0
votes

I am using Flink 1.2.1 running on Docker, with Task Managers distributed across different VMs as part of a Docker Swarm.

Uploading an Apache Beam application using the Flink Web UI and trying to set the parallelism at job submission point doesn't work. Neither does submit a job using the Flink CLI.

It seems like the parallelism doesn't get picked up at client level, it ends up defaulting to 1.

When I set the parallelism programmatically within the Apache Beam code, it works: flinkPipelineOptions.setParallelism(4);

I suspect the root of the problem may be in the org.apache.beam.runners.flink.DefaultParallelismFactory class, as it checks for Flink's GlobalConfiguration, which may not pick up runtime values passed to Flink.

Any ideas on how this could be fixed or worked around? I need to be able to change the parallelism dynamically, so the programmatic approach won't work, nor will setting the Flink configuration at system level.

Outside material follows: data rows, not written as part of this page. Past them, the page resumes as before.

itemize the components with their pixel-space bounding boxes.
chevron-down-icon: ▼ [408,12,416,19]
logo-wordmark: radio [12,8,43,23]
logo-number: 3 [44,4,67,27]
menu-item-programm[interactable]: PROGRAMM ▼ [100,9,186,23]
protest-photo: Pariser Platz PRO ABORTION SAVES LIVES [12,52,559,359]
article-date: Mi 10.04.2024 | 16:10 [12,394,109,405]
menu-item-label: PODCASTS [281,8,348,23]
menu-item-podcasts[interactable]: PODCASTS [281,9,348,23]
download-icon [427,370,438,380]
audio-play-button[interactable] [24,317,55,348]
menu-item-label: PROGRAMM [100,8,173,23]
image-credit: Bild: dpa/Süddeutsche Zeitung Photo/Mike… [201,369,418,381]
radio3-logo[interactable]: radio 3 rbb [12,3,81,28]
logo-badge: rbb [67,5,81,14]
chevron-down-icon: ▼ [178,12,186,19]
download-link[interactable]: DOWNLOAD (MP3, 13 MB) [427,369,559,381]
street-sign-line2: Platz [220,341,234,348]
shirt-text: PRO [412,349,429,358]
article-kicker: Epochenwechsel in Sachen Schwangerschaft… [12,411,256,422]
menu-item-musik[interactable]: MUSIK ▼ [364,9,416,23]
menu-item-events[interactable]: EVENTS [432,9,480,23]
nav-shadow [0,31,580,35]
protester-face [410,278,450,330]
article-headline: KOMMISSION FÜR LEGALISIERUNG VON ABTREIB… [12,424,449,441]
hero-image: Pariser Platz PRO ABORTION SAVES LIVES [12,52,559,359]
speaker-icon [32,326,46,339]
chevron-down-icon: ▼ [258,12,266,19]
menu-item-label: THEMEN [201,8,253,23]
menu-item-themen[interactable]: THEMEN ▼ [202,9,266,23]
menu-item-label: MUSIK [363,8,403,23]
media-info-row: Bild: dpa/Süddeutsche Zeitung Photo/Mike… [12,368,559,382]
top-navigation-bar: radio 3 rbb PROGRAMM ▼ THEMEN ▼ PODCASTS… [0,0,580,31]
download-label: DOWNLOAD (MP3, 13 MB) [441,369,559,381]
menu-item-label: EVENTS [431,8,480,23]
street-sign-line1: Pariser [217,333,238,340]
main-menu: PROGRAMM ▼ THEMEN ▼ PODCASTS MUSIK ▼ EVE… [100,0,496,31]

I am using the following documentation: https://ci.apache.org/projects/flink/flink-docs-release-1.2/dev/parallel.html https://beam.apache.org/documentation/sdks/javadoc/2.0.0/org/apache/beam/runners/flink/DefaultParallelismFactory.html

1

1 Answers

0
votes

This should probably be fixed in the Beam Flink Runner but as a workaround you can try setting the parallelism to -1 programatically. This should make the translation pick up the parallelism that is specified when submitting the job.